[Date Prev][Date Next][Thread Prev][Thread Next][Date Index][Thread Index]
bug#36070: 27; feature request '(Describe Char Unidata List) to include
From: |
Van L |
Subject: |
bug#36070: 27; feature request '(Describe Char Unidata List) to include 'kDefinition' value |
Date: |
Mon, 10 Jun 2019 16:16:45 +1000 |
> On 4 Jun 2019, at 01:06, Eli Zaretskii <eliz@gnu.org> wrote:
>
>> --8<---------------cut here---------------start------------->8---
>> Character code properties: customize what to show
>> name: CJK IDEOGRAPH-5165
>> general-category: Lo (Letter, Other)
>> decomposition: (20837) ('入')
>> --8<---------------cut here---------------end--------------->8---
>
> This comes from UnicodeData.txt, our source for the Unicode properties
> of all the characters.
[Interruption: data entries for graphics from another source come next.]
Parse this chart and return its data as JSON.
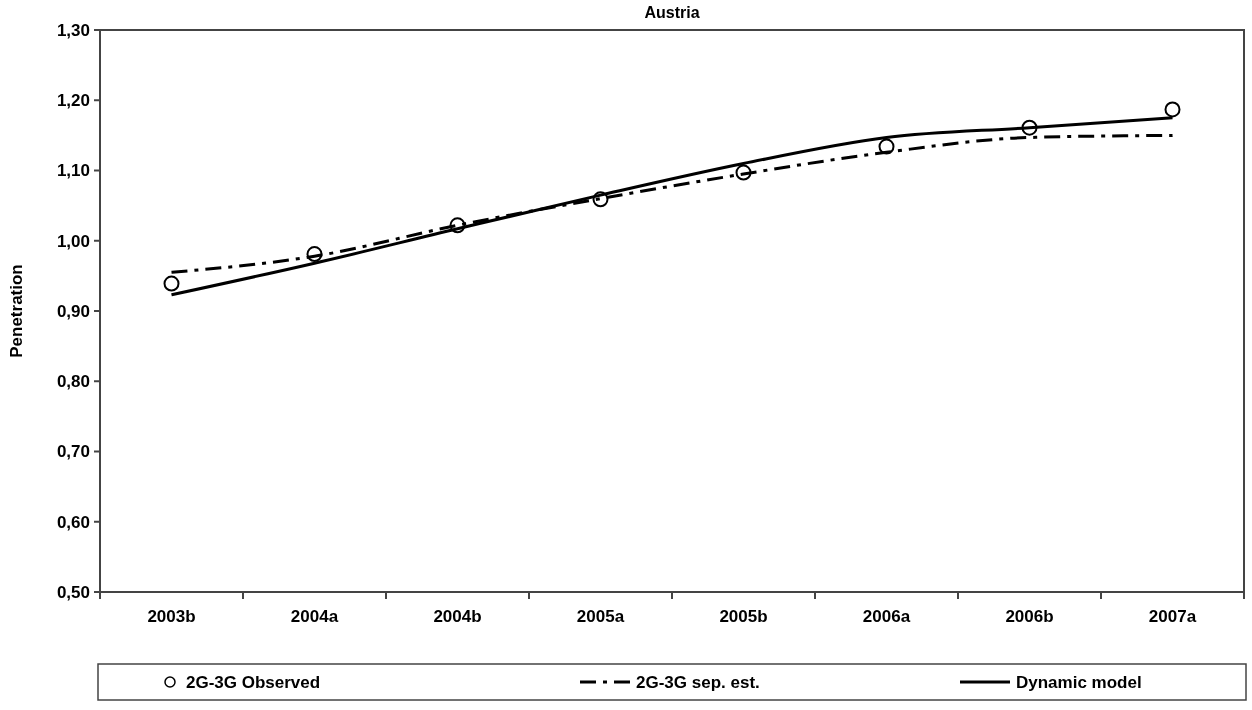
{
  "chart_data": {
    "type": "line",
    "title": "Austria",
    "ylabel": "Penetration",
    "categories": [
      "2003b",
      "2004a",
      "2004b",
      "2005a",
      "2005b",
      "2006a",
      "2006b",
      "2007a"
    ],
    "series": [
      {
        "name": "2G-3G Observed",
        "type": "scatter",
        "color": "#000000",
        "marker": "circle",
        "values": [
          0.939,
          0.981,
          1.022,
          1.059,
          1.097,
          1.134,
          1.161,
          1.187
        ]
      },
      {
        "name": "2G-3G sep. est.",
        "type": "line",
        "color": "#000000",
        "marker": "none",
        "line_style": "dashed",
        "values": [
          0.955,
          0.978,
          1.022,
          1.06,
          1.095,
          1.126,
          1.147,
          1.15
        ]
      },
      {
        "name": "Dynamic model",
        "type": "line",
        "color": "#000000",
        "marker": "none",
        "line_style": "solid",
        "values": [
          0.923,
          0.968,
          1.017,
          1.065,
          1.11,
          1.147,
          1.161,
          1.175
        ]
      }
    ],
    "ylim": [
      0.5,
      1.3
    ],
    "yticks": [
      {
        "value": 0.5,
        "label": "0,50"
      },
      {
        "value": 0.6,
        "label": "0,60"
      },
      {
        "value": 0.7,
        "label": "0,70"
      },
      {
        "value": 0.8,
        "label": "0,80"
      },
      {
        "value": 0.9,
        "label": "0,90"
      },
      {
        "value": 1.0,
        "label": "1,00"
      },
      {
        "value": 1.1,
        "label": "1,10"
      },
      {
        "value": 1.2,
        "label": "1,20"
      },
      {
        "value": 1.3,
        "label": "1,30"
      }
    ],
    "grid": false,
    "legend": "bottom"
  }
}
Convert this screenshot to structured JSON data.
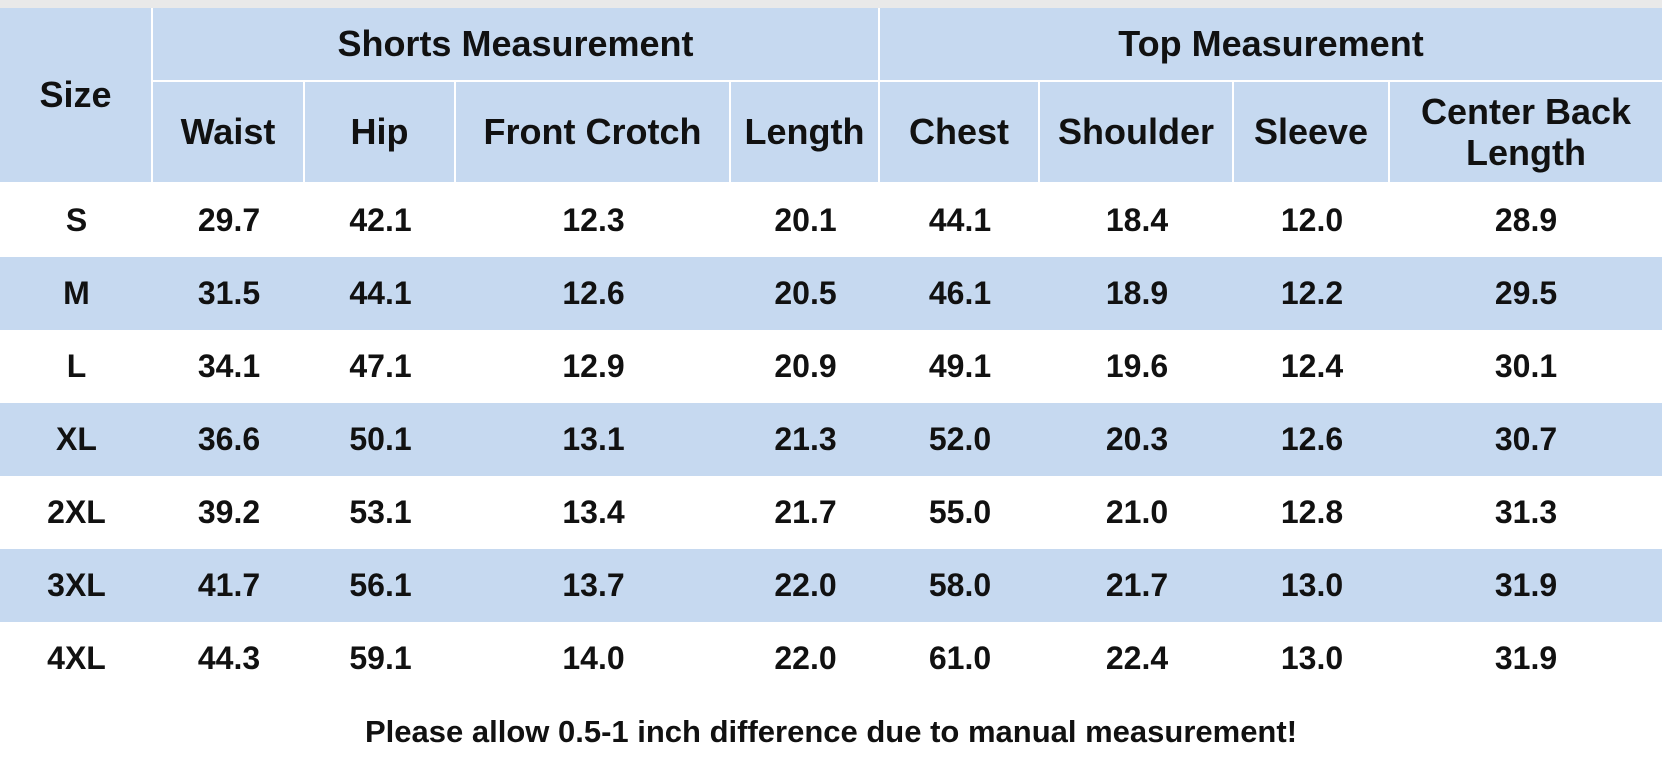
{
  "header": {
    "size": "Size",
    "groups": [
      {
        "label": "Shorts Measurement"
      },
      {
        "label": "Top Measurement"
      }
    ],
    "columns": [
      "Waist",
      "Hip",
      "Front Crotch",
      "Length",
      "Chest",
      "Shoulder",
      "Sleeve",
      "Center Back Length"
    ]
  },
  "table": {
    "rows": [
      [
        "S",
        "29.7",
        "42.1",
        "12.3",
        "20.1",
        "44.1",
        "18.4",
        "12.0",
        "28.9"
      ],
      [
        "M",
        "31.5",
        "44.1",
        "12.6",
        "20.5",
        "46.1",
        "18.9",
        "12.2",
        "29.5"
      ],
      [
        "L",
        "34.1",
        "47.1",
        "12.9",
        "20.9",
        "49.1",
        "19.6",
        "12.4",
        "30.1"
      ],
      [
        "XL",
        "36.6",
        "50.1",
        "13.1",
        "21.3",
        "52.0",
        "20.3",
        "12.6",
        "30.7"
      ],
      [
        "2XL",
        "39.2",
        "53.1",
        "13.4",
        "21.7",
        "55.0",
        "21.0",
        "12.8",
        "31.3"
      ],
      [
        "3XL",
        "41.7",
        "56.1",
        "13.7",
        "22.0",
        "58.0",
        "21.7",
        "13.0",
        "31.9"
      ],
      [
        "4XL",
        "44.3",
        "59.1",
        "14.0",
        "22.0",
        "61.0",
        "22.4",
        "13.0",
        "31.9"
      ]
    ]
  },
  "note": "Please allow 0.5-1 inch difference due to manual measurement!"
}
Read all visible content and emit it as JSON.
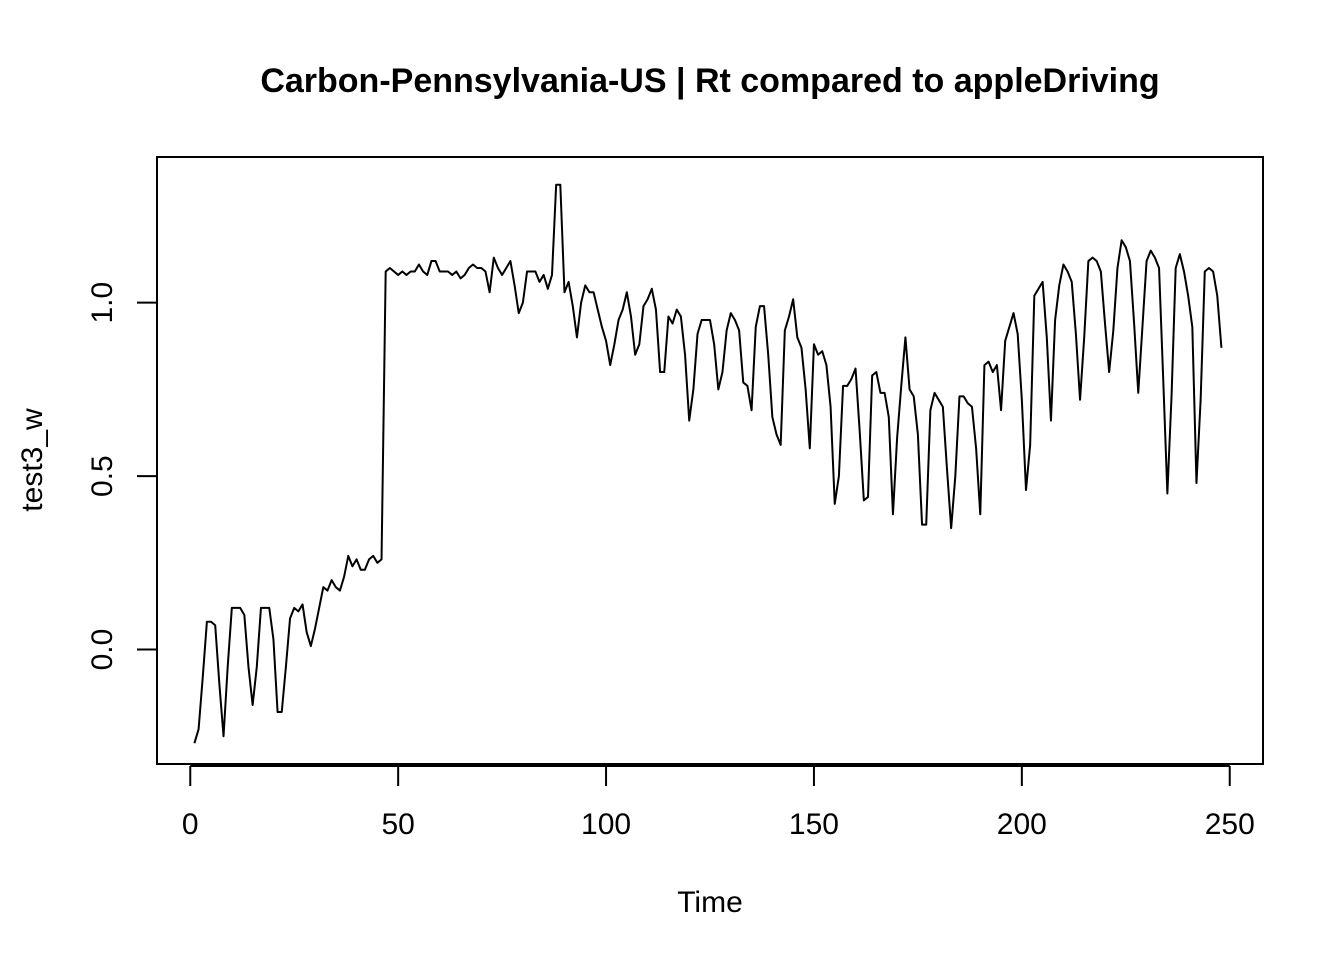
{
  "chart_data": {
    "type": "line",
    "title": "Carbon-Pennsylvania-US | Rt compared to appleDriving",
    "xlabel": "Time",
    "ylabel": "test3_w",
    "xlim": [
      -8,
      258
    ],
    "ylim": [
      -0.33,
      1.42
    ],
    "x_ticks": [
      0,
      50,
      100,
      150,
      200,
      250
    ],
    "y_ticks": [
      0.0,
      0.5,
      1.0
    ],
    "x_tick_labels": [
      "0",
      "50",
      "100",
      "150",
      "200",
      "250"
    ],
    "y_tick_labels": [
      "0.0",
      "0.5",
      "1.0"
    ],
    "grid": false,
    "legend": "none",
    "line_color": "#000000",
    "series": [
      {
        "x": [
          1,
          2,
          3,
          4,
          5,
          6,
          7,
          8,
          9,
          10,
          11,
          12,
          13,
          14,
          15,
          16,
          17,
          18,
          19,
          20,
          21,
          22,
          23,
          24,
          25,
          26,
          27,
          28,
          29,
          30,
          31,
          32,
          33,
          34,
          35,
          36,
          37,
          38,
          39,
          40,
          41,
          42,
          43,
          44,
          45,
          46,
          47,
          48,
          49,
          50,
          51,
          52,
          53,
          54,
          55,
          56,
          57,
          58,
          59,
          60,
          61,
          62,
          63,
          64,
          65,
          66,
          67,
          68,
          69,
          70,
          71,
          72,
          73,
          74,
          75,
          76,
          77,
          78,
          79,
          80,
          81,
          82,
          83,
          84,
          85,
          86,
          87,
          88,
          89,
          90,
          91,
          92,
          93,
          94,
          95,
          96,
          97,
          98,
          99,
          100,
          101,
          102,
          103,
          104,
          105,
          106,
          107,
          108,
          109,
          110,
          111,
          112,
          113,
          114,
          115,
          116,
          117,
          118,
          119,
          120,
          121,
          122,
          123,
          124,
          125,
          126,
          127,
          128,
          129,
          130,
          131,
          132,
          133,
          134,
          135,
          136,
          137,
          138,
          139,
          140,
          141,
          142,
          143,
          144,
          145,
          146,
          147,
          148,
          149,
          150,
          151,
          152,
          153,
          154,
          155,
          156,
          157,
          158,
          159,
          160,
          161,
          162,
          163,
          164,
          165,
          166,
          167,
          168,
          169,
          170,
          171,
          172,
          173,
          174,
          175,
          176,
          177,
          178,
          179,
          180,
          181,
          182,
          183,
          184,
          185,
          186,
          187,
          188,
          189,
          190,
          191,
          192,
          193,
          194,
          195,
          196,
          197,
          198,
          199,
          200,
          201,
          202,
          203,
          204,
          205,
          206,
          207,
          208,
          209,
          210,
          211,
          212,
          213,
          214,
          215,
          216,
          217,
          218,
          219,
          220,
          221,
          222,
          223,
          224,
          225,
          226,
          227,
          228,
          229,
          230,
          231,
          232,
          233,
          234,
          235,
          236,
          237,
          238,
          239,
          240,
          241,
          242,
          243,
          244,
          245,
          246,
          247,
          248
        ],
        "values": [
          -0.27,
          -0.23,
          -0.08,
          0.08,
          0.08,
          0.07,
          -0.1,
          -0.25,
          -0.05,
          0.12,
          0.12,
          0.12,
          0.1,
          -0.05,
          -0.16,
          -0.05,
          0.12,
          0.12,
          0.12,
          0.03,
          -0.18,
          -0.18,
          -0.05,
          0.09,
          0.12,
          0.11,
          0.13,
          0.05,
          0.01,
          0.06,
          0.12,
          0.18,
          0.17,
          0.2,
          0.18,
          0.17,
          0.21,
          0.27,
          0.24,
          0.26,
          0.23,
          0.23,
          0.26,
          0.27,
          0.25,
          0.26,
          1.09,
          1.1,
          1.09,
          1.08,
          1.09,
          1.08,
          1.09,
          1.09,
          1.11,
          1.09,
          1.08,
          1.12,
          1.12,
          1.09,
          1.09,
          1.09,
          1.08,
          1.09,
          1.07,
          1.08,
          1.1,
          1.11,
          1.1,
          1.1,
          1.09,
          1.03,
          1.13,
          1.1,
          1.08,
          1.1,
          1.12,
          1.05,
          0.97,
          1.0,
          1.09,
          1.09,
          1.09,
          1.06,
          1.08,
          1.04,
          1.08,
          1.34,
          1.34,
          1.03,
          1.06,
          0.99,
          0.9,
          1.0,
          1.05,
          1.03,
          1.03,
          0.98,
          0.93,
          0.89,
          0.82,
          0.88,
          0.95,
          0.98,
          1.03,
          0.96,
          0.85,
          0.88,
          0.99,
          1.01,
          1.04,
          0.98,
          0.8,
          0.8,
          0.96,
          0.94,
          0.98,
          0.96,
          0.85,
          0.66,
          0.75,
          0.91,
          0.95,
          0.95,
          0.95,
          0.88,
          0.75,
          0.8,
          0.92,
          0.97,
          0.95,
          0.92,
          0.77,
          0.76,
          0.69,
          0.93,
          0.99,
          0.99,
          0.85,
          0.67,
          0.62,
          0.59,
          0.92,
          0.96,
          1.01,
          0.9,
          0.87,
          0.75,
          0.58,
          0.88,
          0.85,
          0.86,
          0.82,
          0.7,
          0.42,
          0.5,
          0.76,
          0.76,
          0.78,
          0.81,
          0.63,
          0.43,
          0.44,
          0.79,
          0.8,
          0.74,
          0.74,
          0.67,
          0.39,
          0.61,
          0.76,
          0.9,
          0.75,
          0.73,
          0.62,
          0.36,
          0.36,
          0.69,
          0.74,
          0.72,
          0.7,
          0.52,
          0.35,
          0.5,
          0.73,
          0.73,
          0.71,
          0.7,
          0.58,
          0.39,
          0.82,
          0.83,
          0.8,
          0.82,
          0.69,
          0.89,
          0.93,
          0.97,
          0.91,
          0.72,
          0.46,
          0.59,
          1.02,
          1.04,
          1.06,
          0.9,
          0.66,
          0.95,
          1.05,
          1.11,
          1.09,
          1.06,
          0.91,
          0.72,
          0.9,
          1.12,
          1.13,
          1.12,
          1.09,
          0.94,
          0.8,
          0.92,
          1.1,
          1.18,
          1.16,
          1.12,
          0.94,
          0.74,
          0.93,
          1.12,
          1.15,
          1.13,
          1.1,
          0.78,
          0.45,
          0.73,
          1.1,
          1.14,
          1.09,
          1.02,
          0.93,
          0.48,
          0.72,
          1.09,
          1.1,
          1.09,
          1.02,
          0.87
        ]
      }
    ]
  }
}
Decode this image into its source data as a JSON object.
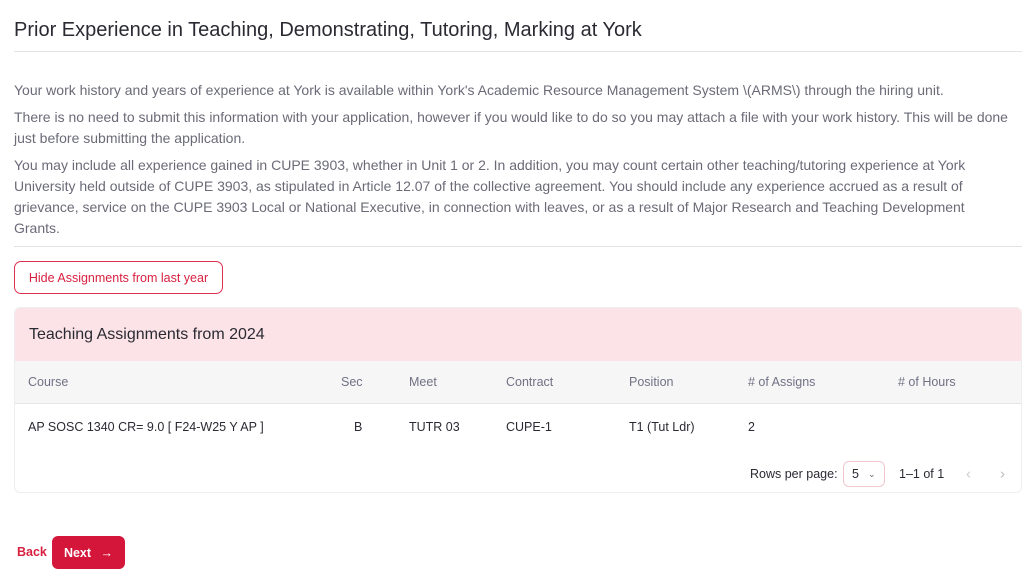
{
  "page": {
    "title": "Prior Experience in Teaching, Demonstrating, Tutoring, Marking at York",
    "paragraphs": [
      "Your work history and years of experience at York is available within York's Academic Resource Management System \\(ARMS\\) through the hiring unit.",
      "There is no need to submit this information with your application, however if you would like to do so you may attach a file with your work history. This will be done just before submitting the application.",
      "You may include all experience gained in CUPE 3903, whether in Unit 1 or 2. In addition, you may count certain other teaching/tutoring experience at York University held outside of CUPE 3903, as stipulated in Article 12.07 of the collective agreement. You should include any experience accrued as a result of grievance, service on the CUPE 3903 Local or National Executive, in connection with leaves, or as a result of Major Research and Teaching Development Grants."
    ]
  },
  "hide_button": "Hide Assignments from last year",
  "table": {
    "title": "Teaching Assignments from 2024",
    "columns": [
      "Course",
      "Sec",
      "Meet",
      "Contract",
      "Position",
      "# of Assigns",
      "# of Hours"
    ],
    "rows": [
      [
        "AP SOSC 1340 CR= 9.0 [ F24-W25 Y AP ]",
        "B",
        "TUTR 03",
        "CUPE-1",
        "T1 (Tut Ldr)",
        "2",
        ""
      ]
    ],
    "pagination": {
      "rows_per_page_label": "Rows per page:",
      "rows_per_page": "5",
      "range": "1–1 of 1"
    }
  },
  "nav": {
    "back": "Back",
    "next": "Next"
  },
  "colors": {
    "accent": "#d3163a",
    "header_bg": "#fce3e7"
  }
}
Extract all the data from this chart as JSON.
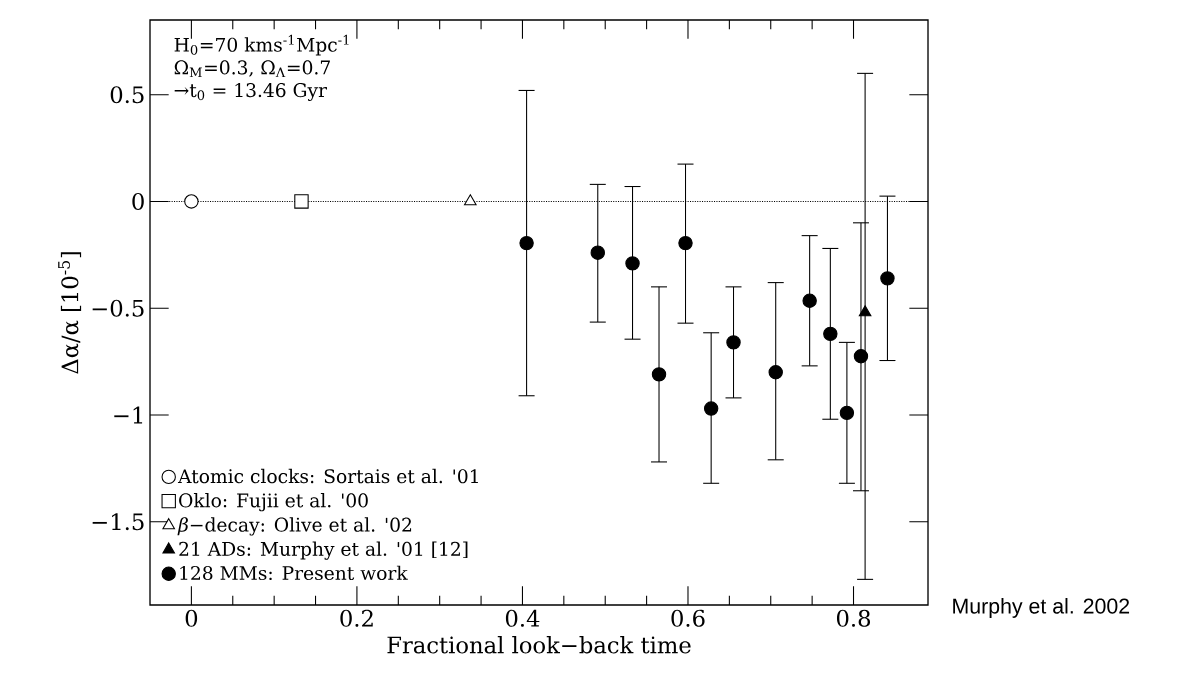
{
  "chart_data": {
    "type": "scatter",
    "xlabel": "Fractional look−back time",
    "ylabel": "Δα/α [10$^{-5}$]",
    "xlim": [
      -0.05,
      0.89
    ],
    "ylim": [
      -1.89,
      0.85
    ],
    "xticks": [
      0,
      0.2,
      0.4,
      0.6,
      0.8
    ],
    "yticks": [
      {
        "value": -1.5,
        "label": "−1.5"
      },
      {
        "value": -1,
        "label": "−1"
      },
      {
        "value": -0.5,
        "label": "−0.5"
      },
      0,
      0.5
    ],
    "legend": "bottom left",
    "ref_lines": [
      {
        "axis": "y",
        "value": 0,
        "line_style": "dotted",
        "color": "#000000"
      }
    ],
    "annotations": [
      "H$_{0}$=70 kms$^{-1}$Mpc$^{-1}$",
      "Ω$_{M}$=0.3, Ω$_{Λ}$=0.7",
      "→t$_{0}$ = 13.46 Gyr",
      {
        "text": "Murphy et al. 2002"
      }
    ],
    "series": [
      {
        "name": "Atomic clocks: Sortais et al. '01",
        "color": "#000000",
        "marker": "circle",
        "x": [
          0
        ],
        "values": [
          0
        ]
      },
      {
        "name": "Oklo: Fujii et al. '00",
        "color": "#000000",
        "marker": "square",
        "x": [
          0.133
        ],
        "values": [
          0
        ]
      },
      {
        "name": "*β*−decay: Olive et al. '02",
        "color": "#000000",
        "marker": "triangle",
        "x": [
          0.337
        ],
        "values": [
          0
        ]
      },
      {
        "name": "21 ADs: Murphy et al. '01 [12]",
        "color": "#000000",
        "marker": "triangle",
        "x": [
          0.814
        ],
        "values": [
          -0.52
        ],
        "errors": [
          [
            -1.77,
            0.6
          ]
        ]
      },
      {
        "name": "128 MMs: Present work",
        "color": "#000000",
        "marker": "circle",
        "x": [
          0.405,
          0.491,
          0.533,
          0.565,
          0.597,
          0.628,
          0.655,
          0.706,
          0.747,
          0.772,
          0.792,
          0.809,
          0.841
        ],
        "values": [
          -0.195,
          -0.24,
          -0.29,
          -0.81,
          -0.195,
          -0.97,
          -0.66,
          -0.8,
          -0.465,
          -0.62,
          -0.99,
          -0.725,
          -0.36
        ],
        "errors": [
          [
            -0.91,
            0.52
          ],
          [
            -0.565,
            0.08
          ],
          [
            -0.645,
            0.07
          ],
          [
            -1.22,
            -0.4
          ],
          [
            -0.57,
            0.175
          ],
          [
            -1.32,
            -0.615
          ],
          [
            -0.92,
            -0.4
          ],
          [
            -1.21,
            -0.38
          ],
          [
            -0.77,
            -0.16
          ],
          [
            -1.02,
            -0.22
          ],
          [
            -1.32,
            -0.66
          ],
          [
            -1.355,
            -0.1
          ],
          [
            -0.745,
            0.025
          ]
        ]
      }
    ]
  }
}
We parse it into uni-*.el files as part of the
> build.
>
>> The Readings table, in particular, is nice to have for the 'kDefinition'.
>>
>> --8<---------------cut here---------------start------------->8---
>> | Data type | Value |
>> |-------------+--------------------------|
>> | kDefinition | enter, come in(to), join |
>> | | |
>> --8<---------------cut here---------------end--------------->8---
>
> This comes from Unihan_Reading.txt, a different file that is part of
> the Unihan database.
>
> We don't currently have a property where to put this value, so we need
> first to extend the properties. And then we will need to parse the
> above file and populate the property. Patches welcome. Bonus points
> for reviewing other properties of the Unihan DB and adding whatever is
> useful. See UAX#38 (http://www.unicode.org/reports/tr38/), for the
> description of the properties.
Thanks for pointing this out. I definitely want to know more about the Unihan
DB and extend the handling of this information.
-- Van